Nowe dzieło Banksy’ego pojawiło się na jednym z budynków w brytyjskim miasteczku Port Talbot. Artysta wybrał je nieprzypadkowo. Według WHO, to najbardziej zanieczyszczona miejscowość w Wielkiej Brytanii. Fakt ten doskonale koresponduje z przesłaniem muralu Banksy’ego, który w charakterystyczny dla siebie sposób, zwraca uwagę na problem bardzo niskiej jakości powietrza – nie tylko w Wielkiej Brytanii, ale i na całym świecie. Co przedstawia mural?
Spis treści
Rozwiązanie tuż za rogiem
Na pierwszy rzut oka, nic szczególnego. To obrazek zwykłego chłopca, który cieszy się śniegiem i próbuje złapać trochę płatków śniegu na wystawiony język. Znamy ten stan – każdy z nas z pewnością tak kiedyś robił. Prawdziwy przekaz muralu Banksy’ego ukazuje nam się jednak dopiero wtedy, gdy zobaczymy pozostałą część obrazu – znajduje się ona za rogiem budynku i przedstawia… palące się śmieci.
Składając dwa elementy muralu w całość, uświadamiamy sobie, że płatki, z których cieszy się chłopiec nie mają nic wspólnego ze śniegiem – to po prostu popiół z palących się śmieci.

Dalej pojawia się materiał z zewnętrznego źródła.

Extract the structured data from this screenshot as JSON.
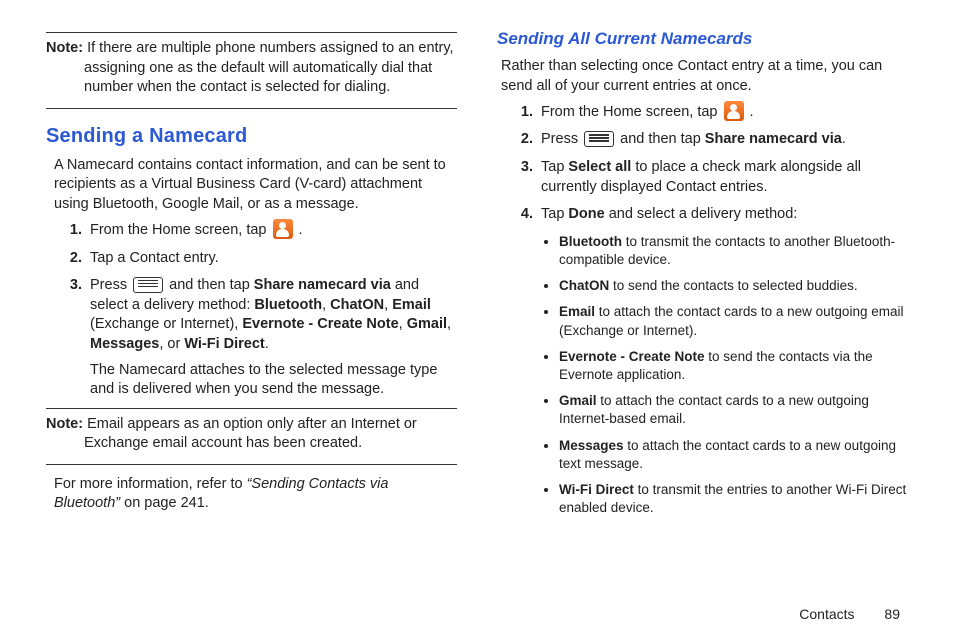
{
  "left": {
    "note1": {
      "label": "Note:",
      "text": "If there are multiple phone numbers assigned to an entry, assigning one as the default will automatically dial that number when the contact is selected for dialing."
    },
    "h2": "Sending a Namecard",
    "intro": "A Namecard contains contact information, and can be sent to recipients as a Virtual Business Card (V-card) attachment using Bluetooth, Google Mail, or as a message.",
    "step1_a": "From the Home screen, tap ",
    "step1_b": ".",
    "step2": "Tap a Contact entry.",
    "step3_a": "Press ",
    "step3_b": " and then tap ",
    "step3_bold1": "Share namecard via",
    "step3_c": " and select a delivery method: ",
    "step3_bt": "Bluetooth",
    "step3_sep": ", ",
    "step3_chaton": "ChatON",
    "step3_email": "Email",
    "step3_email_note": " (Exchange or Internet), ",
    "step3_ever": "Evernote - Create Note",
    "step3_gmail": "Gmail",
    "step3_msgs": "Messages",
    "step3_or": ", or ",
    "step3_wifi": "Wi-Fi Direct",
    "step3_end": ".",
    "step3_cont": "The Namecard attaches to the selected message type and is delivered when you send the message.",
    "note2": {
      "label": "Note:",
      "text": "Email appears as an option only after an Internet or Exchange email account has been created."
    },
    "xref_a": "For more information, refer to ",
    "xref_title": "“Sending Contacts via Bluetooth”",
    "xref_b": "  on page 241."
  },
  "right": {
    "h3": "Sending All Current Namecards",
    "intro": "Rather than selecting once Contact entry at a time, you can send all of your current entries at once.",
    "step1_a": "From the Home screen, tap ",
    "step1_b": ".",
    "step2_a": "Press ",
    "step2_b": " and then tap ",
    "step2_bold": "Share namecard via",
    "step2_c": ".",
    "step3_a": "Tap ",
    "step3_bold": "Select all",
    "step3_b": " to place a check mark alongside all currently displayed Contact entries.",
    "step4_a": "Tap ",
    "step4_bold": "Done",
    "step4_b": " and select a delivery method:",
    "bul": {
      "bt_b": "Bluetooth",
      "bt": " to transmit the contacts to another Bluetooth-compatible device.",
      "co_b": "ChatON",
      "co": " to send the contacts to selected buddies.",
      "em_b": "Email",
      "em": " to attach the contact cards to a new outgoing email (Exchange or Internet).",
      "ev_b": "Evernote - Create Note",
      "ev": " to send the contacts via the Evernote application.",
      "gm_b": "Gmail",
      "gm": " to attach the contact cards to a new outgoing Internet-based email.",
      "ms_b": "Messages",
      "ms": " to attach the contact cards to a new outgoing text message.",
      "wf_b": "Wi-Fi Direct",
      "wf": " to transmit the entries to another Wi-Fi Direct enabled device."
    }
  },
  "footer": {
    "section": "Contacts",
    "page": "89"
  }
}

Snowflakes, snowflakes, little snowflakes…
O swoim nowym dziele Banksy poinformował świat, publikując bardzo wymowne nagranie na swoim Instagramie. Muszę przyznać, że pokazanie muralu fragment po fragmencie w połączeniu z piosenką o śniegu śpiewaną przez dziecko, robi naprawdę mocne wrażenie. Zwróćcie także uwagę na otoczenie dzieła – widząc to, nie można mieć absolutnie żadnych wątpliwości co do przekazu, jaki niesie ze sobą zimowy mural artysty.
Dzieło pod ochroną
Zgodnie z tym, czego można się było spodziewać, mural Banksy’ego bardzo szybko stał się największą atrakcją okolicy, do której zaczęli zjeżdżać wielbiciele sztuki grafficiarza. Tylko w ciągu dwóch dni, miejsce to odwiedziło przeszło 2000 osób, co skłoniło władze miasta do zorganizowania profesjonalnej, całodobowej ochrony obrazu. W trosce o to, by nikt nie zniszczył dzieła, otoczono je także specjalnym ogrodzeniem oraz plastikową płytą.

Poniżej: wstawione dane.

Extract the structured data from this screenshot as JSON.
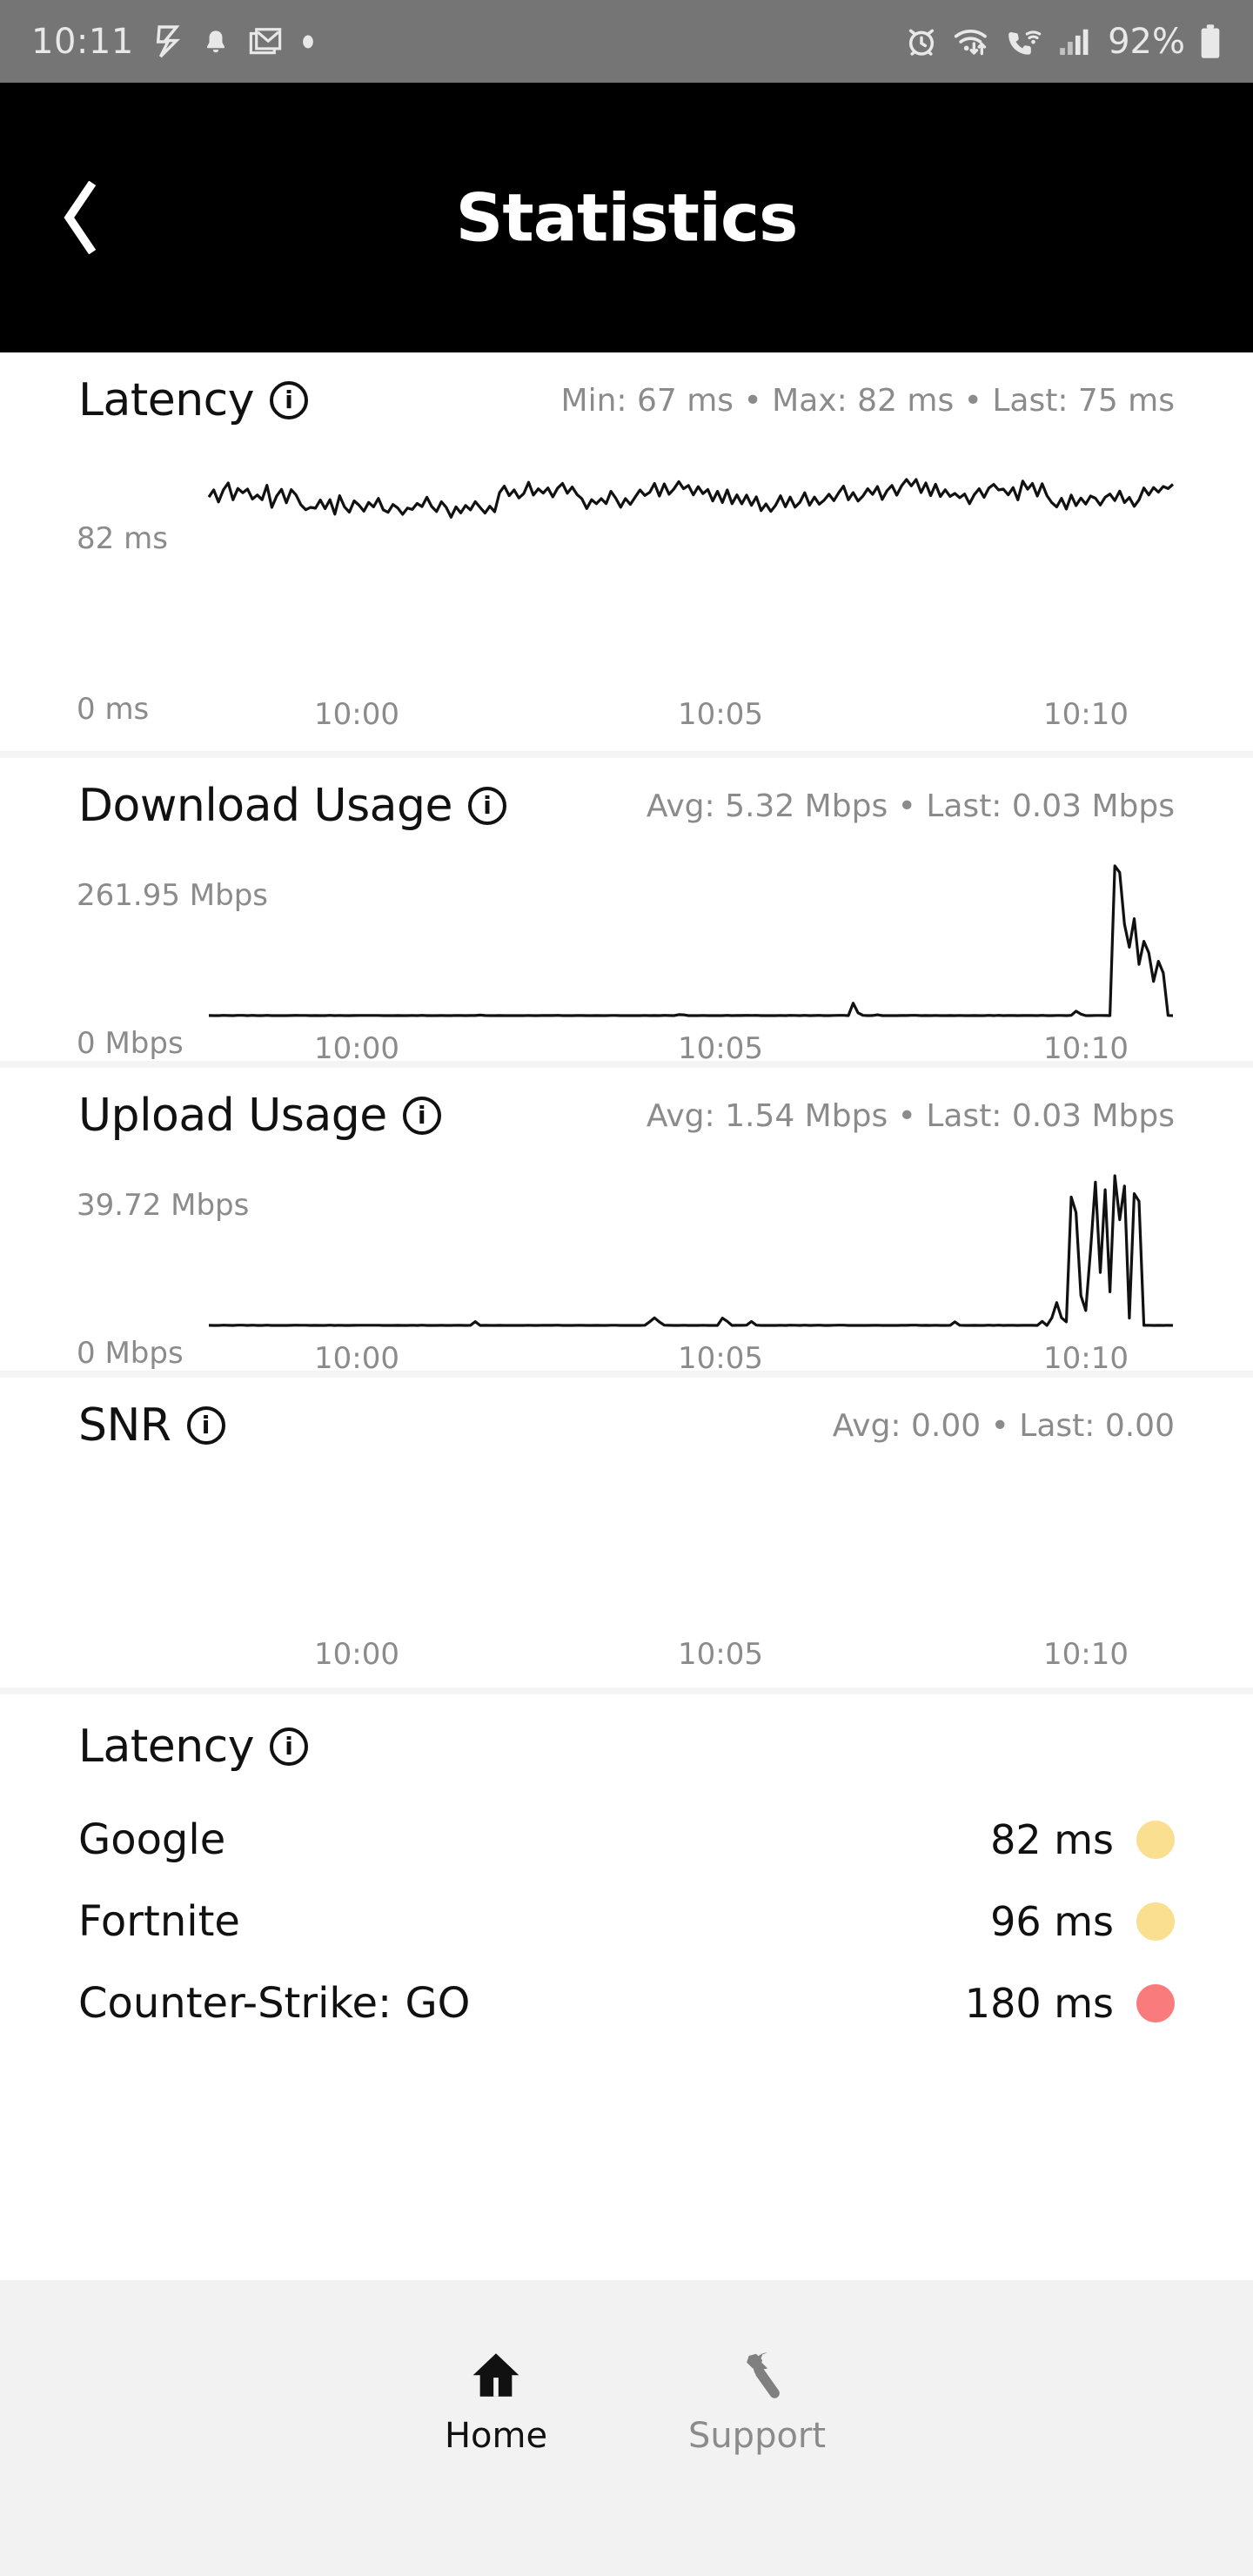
{
  "status_bar": {
    "time": "10:11",
    "battery_percent": "92%",
    "left_icons": [
      "nfc-icon",
      "bell-icon",
      "gmail-icon",
      "dot-icon"
    ],
    "right_icons": [
      "alarm-icon",
      "wifi-transfer-icon",
      "wifi-calling-icon",
      "signal-bars-icon",
      "battery-icon"
    ],
    "bg_color": "#757575",
    "fg_color": "#e8e8e8"
  },
  "header": {
    "title": "Statistics",
    "back_icon": "chevron-left-icon",
    "bg_color": "#000000",
    "fg_color": "#ffffff"
  },
  "sections": [
    {
      "key": "latency",
      "title": "Latency",
      "info_icon": "info-icon",
      "stats": "Min: 67 ms • Max: 82 ms • Last: 75 ms",
      "y_top": "82 ms",
      "y_bottom": "0 ms",
      "x_labels": [
        "10:00",
        "10:05",
        "10:10"
      ]
    },
    {
      "key": "download",
      "title": "Download Usage",
      "info_icon": "info-icon",
      "stats": "Avg: 5.32 Mbps • Last: 0.03 Mbps",
      "y_top": "261.95 Mbps",
      "y_bottom": "0 Mbps",
      "x_labels": [
        "10:00",
        "10:05",
        "10:10"
      ]
    },
    {
      "key": "upload",
      "title": "Upload Usage",
      "info_icon": "info-icon",
      "stats": "Avg: 1.54 Mbps • Last: 0.03 Mbps",
      "y_top": "39.72 Mbps",
      "y_bottom": "0 Mbps",
      "x_labels": [
        "10:00",
        "10:05",
        "10:10"
      ]
    },
    {
      "key": "snr",
      "title": "SNR",
      "info_icon": "info-icon",
      "stats": "Avg: 0.00 • Last: 0.00",
      "y_top": "",
      "y_bottom": "",
      "x_labels": [
        "10:00",
        "10:05",
        "10:10"
      ]
    }
  ],
  "latency_list": {
    "title": "Latency",
    "info_icon": "info-icon",
    "rows": [
      {
        "name": "Google",
        "value": "82 ms",
        "dot_color": "#fadf91"
      },
      {
        "name": "Fortnite",
        "value": "96 ms",
        "dot_color": "#fadf91"
      },
      {
        "name": "Counter-Strike: GO",
        "value": "180 ms",
        "dot_color": "#f97b7b"
      }
    ]
  },
  "bottom_nav": {
    "bg_color": "#f2f2f2",
    "items": [
      {
        "label": "Home",
        "icon": "home-icon",
        "active": true,
        "color": "#111111"
      },
      {
        "label": "Support",
        "icon": "wrench-icon",
        "active": false,
        "color": "#8b8b8b"
      }
    ]
  },
  "chart_data": [
    {
      "type": "line",
      "title": "Latency",
      "ylabel": "ms",
      "ylim": [
        0,
        82
      ],
      "yticks": [
        "0 ms",
        "82 ms"
      ],
      "x": [
        "10:00",
        "10:05",
        "10:10"
      ],
      "xlabel": "",
      "grid": false,
      "legend": "none",
      "stats": {
        "min": 67,
        "max": 82,
        "last": 75,
        "unit": "ms"
      },
      "values": [
        74,
        78,
        72,
        76,
        80,
        73,
        77,
        75,
        79,
        72,
        76,
        74,
        78,
        71,
        75,
        79,
        73,
        77,
        74,
        70,
        68,
        71,
        69,
        73,
        70,
        72,
        68,
        74,
        71,
        69,
        72,
        70,
        67,
        71,
        69,
        73,
        70,
        68,
        72,
        69,
        67,
        70,
        68,
        72,
        69,
        74,
        71,
        68,
        72,
        70,
        66,
        69,
        67,
        71,
        68,
        72,
        70,
        67,
        71,
        69,
        76,
        79,
        75,
        78,
        74,
        77,
        80,
        76,
        79,
        75,
        78,
        74,
        77,
        81,
        76,
        79,
        75,
        73,
        70,
        74,
        71,
        75,
        72,
        76,
        73,
        70,
        74,
        71,
        75,
        78,
        74,
        77,
        80,
        76,
        79,
        75,
        78,
        82,
        77,
        80,
        76,
        79,
        75,
        78,
        74,
        77,
        73,
        76,
        72,
        75,
        71,
        74,
        70,
        73,
        69,
        72,
        68,
        71,
        74,
        70,
        73,
        69,
        72,
        75,
        71,
        74,
        70,
        73,
        76,
        72,
        75,
        78,
        74,
        77,
        73,
        76,
        79,
        75,
        78,
        74,
        77,
        80,
        76,
        79,
        82,
        78,
        81,
        77,
        80,
        76,
        79,
        75,
        78,
        74,
        77,
        73,
        76,
        72,
        75,
        78,
        74,
        77,
        80,
        76,
        79,
        75,
        78,
        74,
        81,
        77,
        80,
        76,
        79,
        75,
        72,
        69,
        73,
        70,
        74,
        71,
        75,
        72,
        76,
        73,
        70,
        74,
        77,
        73,
        76,
        72,
        75,
        71,
        74,
        78,
        75,
        79,
        76,
        80,
        77,
        81
      ]
    },
    {
      "type": "line",
      "title": "Download Usage",
      "ylabel": "Mbps",
      "ylim": [
        0,
        261.95
      ],
      "yticks": [
        "0 Mbps",
        "261.95 Mbps"
      ],
      "x": [
        "10:00",
        "10:05",
        "10:10"
      ],
      "xlabel": "",
      "grid": false,
      "legend": "none",
      "stats": {
        "avg": 5.32,
        "last": 0.03,
        "unit": "Mbps"
      },
      "values": [
        0,
        0,
        0,
        0,
        0,
        0,
        0,
        0,
        0,
        0,
        0,
        0,
        0,
        0,
        0,
        0,
        0,
        0,
        0,
        0,
        0,
        0,
        0,
        0,
        0,
        0,
        0,
        0,
        0,
        0,
        0,
        0,
        0,
        0,
        0,
        0,
        0,
        0,
        0,
        0,
        0,
        0,
        0,
        0,
        0,
        0,
        0,
        0,
        0,
        0,
        0,
        0,
        0,
        0,
        0,
        0,
        1,
        0,
        0,
        0,
        0,
        0,
        0,
        0,
        0,
        0,
        0,
        0,
        0,
        0,
        0,
        0,
        0,
        0,
        0,
        0,
        0,
        0,
        0,
        0,
        0,
        0,
        0,
        0,
        0,
        0,
        0,
        0,
        0,
        0,
        0,
        0,
        0,
        0,
        0,
        0,
        0,
        2,
        1,
        0,
        0,
        0,
        0,
        0,
        0,
        0,
        0,
        0,
        0,
        0,
        0,
        0,
        0,
        0,
        0,
        0,
        0,
        0,
        0,
        0,
        0,
        0,
        0,
        0,
        0,
        0,
        0,
        0,
        0,
        0,
        0,
        0,
        0,
        22,
        5,
        1,
        0,
        0,
        1,
        0,
        0,
        0,
        0,
        0,
        0,
        0,
        0,
        0,
        0,
        0,
        0,
        0,
        0,
        0,
        0,
        0,
        0,
        0,
        0,
        0,
        0,
        0,
        0,
        0,
        0,
        0,
        0,
        0,
        0,
        0,
        0,
        0,
        0,
        0,
        0,
        0,
        0,
        0,
        0,
        8,
        3,
        0,
        0,
        0,
        0,
        0,
        0,
        262,
        250,
        160,
        120,
        170,
        90,
        130,
        110,
        60,
        95,
        75,
        0,
        0
      ]
    },
    {
      "type": "line",
      "title": "Upload Usage",
      "ylabel": "Mbps",
      "ylim": [
        0,
        39.72
      ],
      "yticks": [
        "0 Mbps",
        "39.72 Mbps"
      ],
      "x": [
        "10:00",
        "10:05",
        "10:10"
      ],
      "xlabel": "",
      "grid": false,
      "legend": "none",
      "stats": {
        "avg": 1.54,
        "last": 0.03,
        "unit": "Mbps"
      },
      "values": [
        0,
        0,
        0,
        0,
        0,
        0,
        0,
        0,
        0,
        0,
        0,
        0,
        0,
        0,
        0,
        0,
        0,
        0,
        0,
        0,
        0,
        0,
        0,
        0,
        0,
        0,
        0,
        0,
        0,
        0,
        0,
        0,
        0,
        0,
        0,
        0,
        0,
        0,
        0,
        0,
        0,
        0,
        0,
        0,
        0,
        0,
        0,
        0,
        0,
        0,
        0,
        0,
        0,
        0,
        0,
        1,
        0,
        0,
        0,
        0,
        0,
        0,
        0,
        0,
        0,
        0,
        0,
        0,
        0,
        0,
        0,
        0,
        0,
        0,
        0,
        0,
        0,
        0,
        0,
        0,
        0,
        0,
        0,
        0,
        0,
        0,
        0,
        0,
        0,
        0,
        0,
        1,
        2,
        1,
        0,
        0,
        0,
        0,
        0,
        0,
        0,
        0,
        0,
        0,
        0,
        0,
        2,
        1,
        0,
        0,
        0,
        0,
        1,
        0,
        0,
        0,
        0,
        0,
        0,
        0,
        0,
        0,
        0,
        0,
        0,
        0,
        0,
        0,
        0,
        0,
        0,
        0,
        0,
        0,
        0,
        0,
        0,
        0,
        0,
        0,
        0,
        0,
        0,
        0,
        0,
        0,
        0,
        0,
        0,
        0,
        0,
        0,
        0,
        0,
        1,
        0,
        0,
        0,
        0,
        0,
        0,
        0,
        0,
        0,
        0,
        0,
        0,
        0,
        0,
        0,
        0,
        0,
        1,
        0,
        2,
        6,
        2,
        1,
        34,
        30,
        8,
        4,
        20,
        38,
        14,
        36,
        9,
        40,
        28,
        37,
        2,
        35,
        33,
        0,
        0,
        0,
        0,
        0,
        0,
        0
      ]
    },
    {
      "type": "line",
      "title": "SNR",
      "ylabel": "",
      "ylim": [
        0,
        0
      ],
      "yticks": [],
      "x": [
        "10:00",
        "10:05",
        "10:10"
      ],
      "xlabel": "",
      "grid": false,
      "legend": "none",
      "stats": {
        "avg": 0.0,
        "last": 0.0
      },
      "values": []
    }
  ]
}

Teraz wystarczy mieć nadzieję na to, że przekaz płynący z przewrotnego muralu autorstwa Banksy’ego dotrze do świadomości ludzi – nie tylko tych, którzy mieszkają w Port Talbot.
Ciekawostka! Jak wspomniałam wcześniej, miasteczko to uznano za najbardziej zanieczyszczone w Wielkiej Brytanii. Okazuje się jednak, że w porównaniu chociażby z centrum Warszawy, to kraina świeżym powietrzem płynąca… Całkiem niedawno porównano wyniki pomiaru jakości powietrza tam i u nas. Podczas gdy w Port Talbot wskaźnik AQI utrzymywał się na poziomie 29, w stolicy wskazywał on około 101. Smutne, ale niestety prawdziwe.